🤖 AI Summary
This study addresses the limitations of existing trajectory prediction datasets—often constrained by sensor centralization, narrow geographic coverage, or reliance on synthetic data—which hinder accurate modeling of real-world V2X communication dynamics. Leveraging the Modena Advanced Smart Area (MASA) in Italy, this work presents the first large-scale dataset derived from over 40 million Cooperative Awareness Messages (CAMs) and 2 million Decentralized Environmental Notification Messages (DENMs), collected over an extended period. Through preprocessing techniques including pseudonym linkage and temporal normalization to 10 Hz, the authors reconstruct high spatiotemporal resolution vehicle trajectories, effectively mitigating pseudonym switching induced by ETSI privacy mechanisms. Spanning more than 14,000 km of road network and encompassing tens of thousands of unique station IDs, the resulting dataset provides a statistically significant, real-world empirical foundation for research in trajectory prediction, cooperative intelligent transportation systems (C-ITS), and digital twin applications.
📝 Abstract
Trajectory prediction is a key enabler of autonomous and cooperative driving systems.
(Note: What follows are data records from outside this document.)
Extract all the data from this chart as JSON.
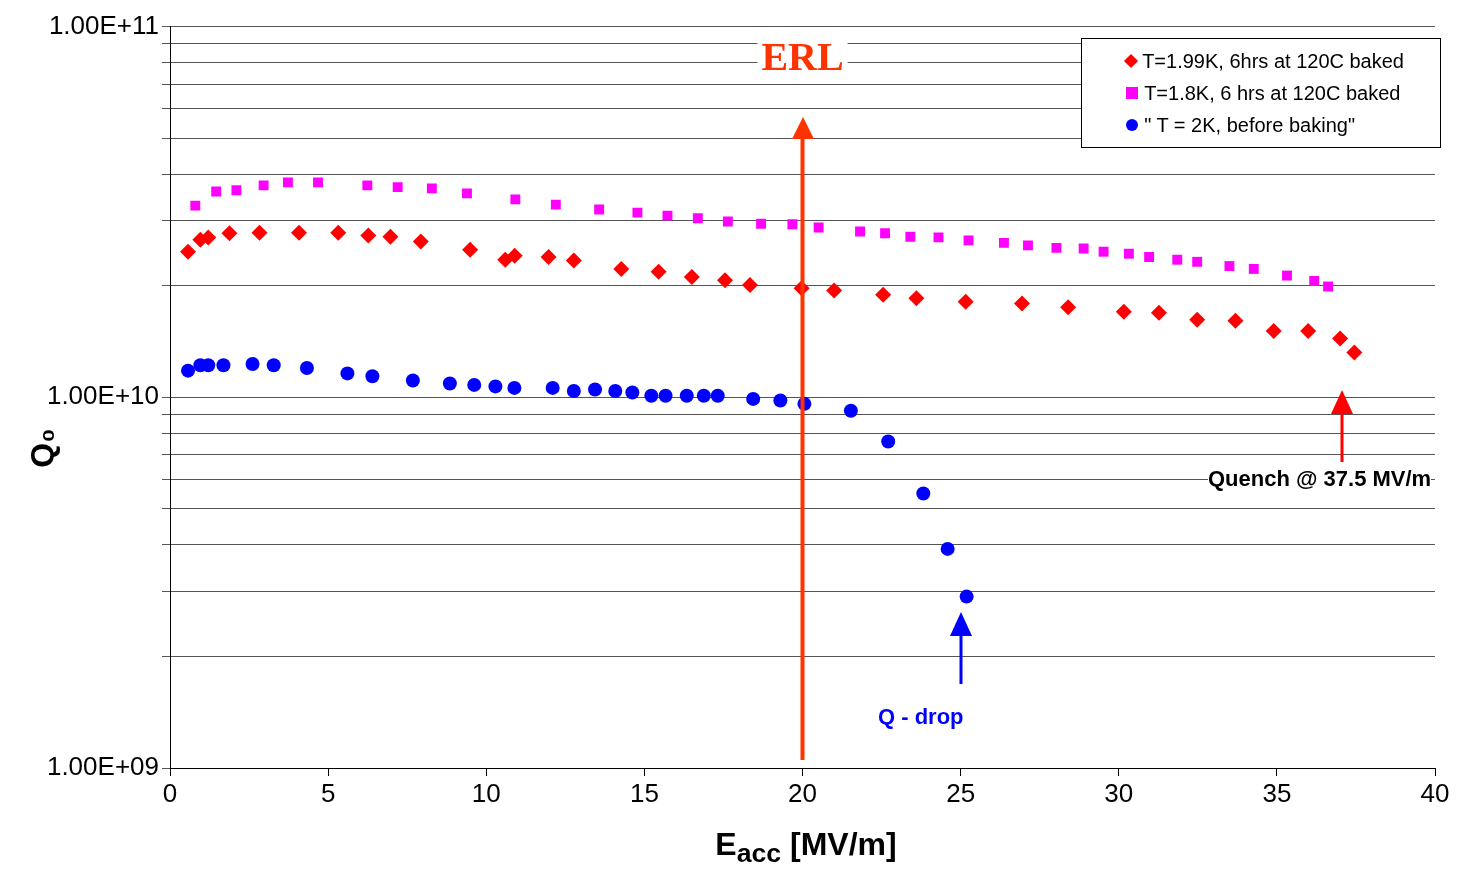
{
  "chart_data": {
    "type": "scatter",
    "xlabel": "E$_{acc}$ [MV/m]",
    "ylabel": "Q₀",
    "log": "y",
    "grid": "y",
    "legend": "top right",
    "xlim": [
      0,
      40
    ],
    "xticks": [
      0,
      5,
      10,
      15,
      20,
      25,
      30,
      35,
      40
    ],
    "ylim": [
      1000000000.0,
      100000000000.0
    ],
    "yticks": [
      {
        "value": 1000000000.0,
        "label": "1.00E+09"
      },
      {
        "value": 2000000000.0,
        "label": null
      },
      {
        "value": 3000000000.0,
        "label": null
      },
      {
        "value": 4000000000.0,
        "label": null
      },
      {
        "value": 5000000000.0,
        "label": null
      },
      {
        "value": 6000000000.0,
        "label": null
      },
      {
        "value": 7000000000.0,
        "label": null
      },
      {
        "value": 8000000000.0,
        "label": null
      },
      {
        "value": 9000000000.0,
        "label": null
      },
      {
        "value": 10000000000.0,
        "label": "1.00E+10"
      },
      {
        "value": 20000000000.0,
        "label": null
      },
      {
        "value": 30000000000.0,
        "label": null
      },
      {
        "value": 40000000000.0,
        "label": null
      },
      {
        "value": 50000000000.0,
        "label": null
      },
      {
        "value": 60000000000.0,
        "label": null
      },
      {
        "value": 70000000000.0,
        "label": null
      },
      {
        "value": 80000000000.0,
        "label": null
      },
      {
        "value": 90000000000.0,
        "label": null
      },
      {
        "value": 100000000000.0,
        "label": "1.00E+11"
      }
    ],
    "series": [
      {
        "name": "T=1.99K, 6hrs at 120C baked",
        "color": "#ff0000",
        "marker": "diamond",
        "x": [
          0.57,
          0.96,
          1.21,
          1.88,
          2.83,
          4.08,
          5.32,
          6.27,
          6.97,
          7.93,
          9.49,
          10.6,
          10.9,
          11.97,
          12.77,
          14.27,
          15.45,
          16.5,
          17.55,
          18.34,
          19.97,
          21.0,
          22.55,
          23.6,
          25.16,
          26.94,
          28.4,
          30.16,
          31.27,
          32.48,
          33.69,
          34.9,
          35.99,
          37.0,
          37.45
        ],
        "values": [
          24700000000.0,
          26600000000.0,
          27000000000.0,
          27700000000.0,
          27800000000.0,
          27800000000.0,
          27800000000.0,
          27300000000.0,
          27100000000.0,
          26300000000.0,
          25000000000.0,
          23500000000.0,
          24100000000.0,
          23900000000.0,
          23400000000.0,
          22200000000.0,
          21800000000.0,
          21100000000.0,
          20700000000.0,
          20100000000.0,
          19700000000.0,
          19400000000.0,
          18900000000.0,
          18500000000.0,
          18100000000.0,
          17900000000.0,
          17500000000.0,
          17000000000.0,
          16900000000.0,
          16200000000.0,
          16100000000.0,
          15100000000.0,
          15100000000.0,
          14400000000.0,
          13200000000.0
        ]
      },
      {
        "name": "T=1.8K, 6 hrs at 120C baked",
        "color": "#ff00ff",
        "marker": "square",
        "x": [
          0.8,
          1.46,
          2.1,
          2.96,
          3.73,
          4.68,
          6.24,
          7.2,
          8.28,
          9.39,
          10.92,
          12.2,
          13.57,
          14.78,
          15.73,
          16.69,
          17.64,
          18.69,
          19.68,
          20.51,
          21.82,
          22.61,
          23.41,
          24.3,
          25.25,
          26.37,
          27.13,
          28.03,
          28.89,
          29.52,
          30.32,
          30.96,
          31.85,
          32.48,
          33.5,
          34.27,
          35.32,
          36.18,
          36.62
        ],
        "values": [
          32900000000.0,
          35900000000.0,
          36200000000.0,
          37300000000.0,
          38000000000.0,
          38000000000.0,
          37300000000.0,
          36900000000.0,
          36600000000.0,
          35500000000.0,
          34200000000.0,
          33100000000.0,
          32100000000.0,
          31500000000.0,
          30900000000.0,
          30400000000.0,
          29800000000.0,
          29400000000.0,
          29300000000.0,
          28700000000.0,
          28000000000.0,
          27700000000.0,
          27100000000.0,
          27000000000.0,
          26500000000.0,
          26100000000.0,
          25700000000.0,
          25300000000.0,
          25200000000.0,
          24700000000.0,
          24400000000.0,
          23900000000.0,
          23500000000.0,
          23200000000.0,
          22600000000.0,
          22200000000.0,
          21300000000.0,
          20600000000.0,
          19900000000.0
        ]
      },
      {
        "name": "\" T = 2K, before baking\"",
        "color": "#0000ff",
        "marker": "circle",
        "x": [
          0.57,
          0.96,
          1.21,
          1.69,
          2.61,
          3.28,
          4.33,
          5.61,
          6.4,
          7.68,
          8.85,
          9.62,
          10.29,
          10.89,
          12.1,
          12.77,
          13.44,
          14.08,
          14.62,
          15.22,
          15.67,
          16.34,
          16.88,
          17.32,
          18.44,
          19.3,
          20.06,
          21.53,
          22.71,
          23.82,
          24.59,
          25.19
        ],
        "values": [
          11800000000.0,
          12200000000.0,
          12200000000.0,
          12200000000.0,
          12300000000.0,
          12200000000.0,
          12000000000.0,
          11600000000.0,
          11400000000.0,
          11100000000.0,
          10900000000.0,
          10800000000.0,
          10700000000.0,
          10600000000.0,
          10600000000.0,
          10400000000.0,
          10500000000.0,
          10400000000.0,
          10300000000.0,
          10100000000.0,
          10100000000.0,
          10100000000.0,
          10100000000.0,
          10100000000.0,
          9900000000.0,
          9800000000.0,
          9600000000.0,
          9200000000.0,
          7600000000.0,
          5500000000.0,
          3900000000.0,
          2900000000.0
        ]
      }
    ],
    "ref_lines": [
      {
        "axis": "x",
        "value": 20,
        "label": "ERL",
        "color": "#ff3300"
      }
    ],
    "annotations": [
      "Quench @ 37.5 MV/m",
      "Q - drop"
    ]
  }
}
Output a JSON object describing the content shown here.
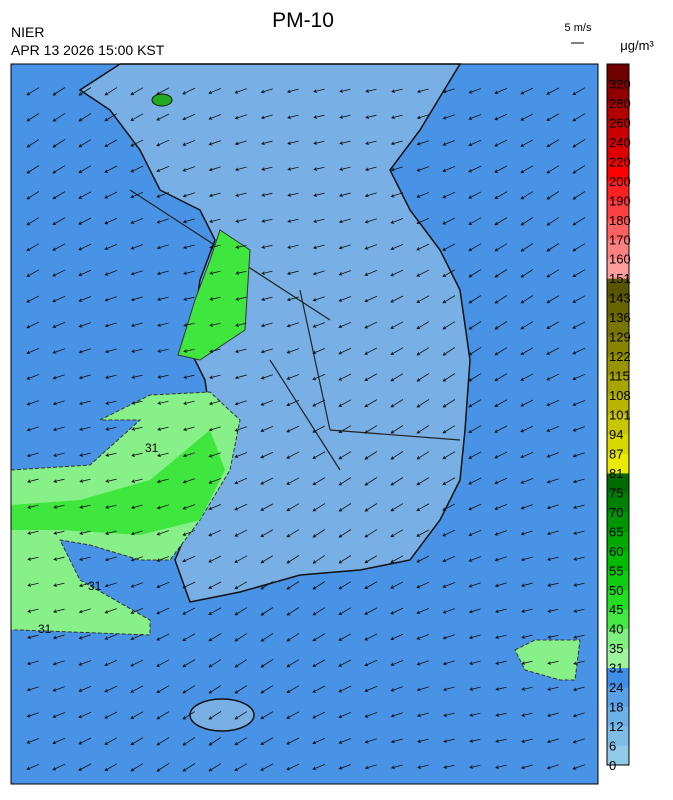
{
  "title": "PM-10",
  "agency": "NIER",
  "timestamp": "APR 13 2026 15:00 KST",
  "wind_scale": "5 m/s",
  "colorbar": {
    "unit": "μg/m³",
    "ticks": [
      0,
      6,
      12,
      18,
      24,
      31,
      35,
      40,
      45,
      50,
      55,
      60,
      65,
      70,
      75,
      81,
      87,
      94,
      101,
      108,
      115,
      122,
      129,
      136,
      143,
      151,
      160,
      170,
      180,
      190,
      200,
      220,
      240,
      260,
      280,
      320
    ],
    "colors": [
      "#92cbe8",
      "#7fbde6",
      "#6eb0e8",
      "#5aa2e8",
      "#3f8fe8",
      "#9cf59c",
      "#80f080",
      "#44e844",
      "#22dd22",
      "#10cc10",
      "#00bb00",
      "#00a800",
      "#009400",
      "#008000",
      "#006c00",
      "#eaea00",
      "#d8d800",
      "#c8c600",
      "#b8b400",
      "#a8a400",
      "#989400",
      "#888400",
      "#787400",
      "#686400",
      "#585400",
      "#ff9c9c",
      "#ff8080",
      "#ff6060",
      "#ff4040",
      "#ff2020",
      "#ff0000",
      "#e00000",
      "#c80000",
      "#b00000",
      "#900000",
      "#700000"
    ]
  },
  "contour_labels": [
    "31",
    "31",
    "31"
  ]
}
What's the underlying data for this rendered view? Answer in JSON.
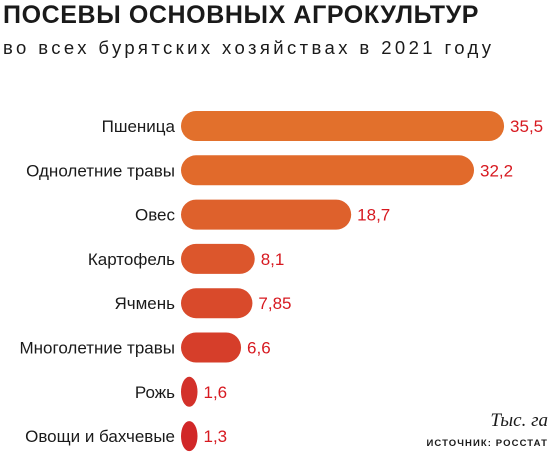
{
  "header": {
    "title": "ПОСЕВЫ ОСНОВНЫХ АГРОКУЛЬТУР",
    "subtitle": "во всех бурятских хозяйствах в 2021 году"
  },
  "footer": {
    "unit": "Тыс. га",
    "source": "ИСТОЧНИК: РОССТАТ"
  },
  "chart_data": {
    "type": "bar",
    "orientation": "horizontal",
    "title": "ПОСЕВЫ ОСНОВНЫХ АГРОКУЛЬТУР",
    "subtitle": "во всех бурятских хозяйствах в 2021 году",
    "unit": "Тыс. га",
    "categories": [
      "Пшеница",
      "Однолетние травы",
      "Овес",
      "Картофель",
      "Ячмень",
      "Многолетние травы",
      "Рожь",
      "Овощи и бахчевые"
    ],
    "values": [
      35.5,
      32.2,
      18.7,
      8.1,
      7.85,
      6.6,
      1.6,
      1.3
    ],
    "value_labels": [
      "35,5",
      "32,2",
      "18,7",
      "8,1",
      "7,85",
      "6,6",
      "1,6",
      "1,3"
    ],
    "colors": [
      "#e2702c",
      "#e16a2b",
      "#de612c",
      "#dc562c",
      "#d94a2b",
      "#d63e2a",
      "#d3312a",
      "#d12728"
    ],
    "value_label_color": "#d71920",
    "grid": false,
    "legend": "none"
  }
}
However, most existing benchmarks are either sensor-centric, geographically constrained, or based on synthetic mobility traces that do not capture real-world V2X communication dynamics. This paper introduces CAMASA, a large-scale infrastructure-based dataset derived from Cooperative Awareness Messages (CAMs) and Decentralized Environmental Notification Messages (DENMs) collected within the Modena Automotive Smart Area (MASA). The dataset comprises more than 40 million CAMs and 2 million DENMs recorded under authentic urban traffic conditions over multiple months. We present a rigorous preprocessing pipeline that includes filtering, pseudonym reconciliation to account for ETSI privacy-driven stationID changes, and temporal normalization to 10 Hz trajectories, suitable for motion forecasting and time-series analysis. With over 14,000 km of reconstructed vehicle paths and tens of thousands of unique station IDs, CAMASA provides a statistically significant empirical foundation for research on Cooperative Intelligent Transportation Systems (C-ITS). Beyond trajectory prediction, the dataset enables calibration of microscopic urban traffic simulators (e.g., SUMO) and supports the development of realistic Intelligent Transportation Systems (ITS) Digital Twins by jointly modeling mobility patterns and V2X communication coverage in real deployments.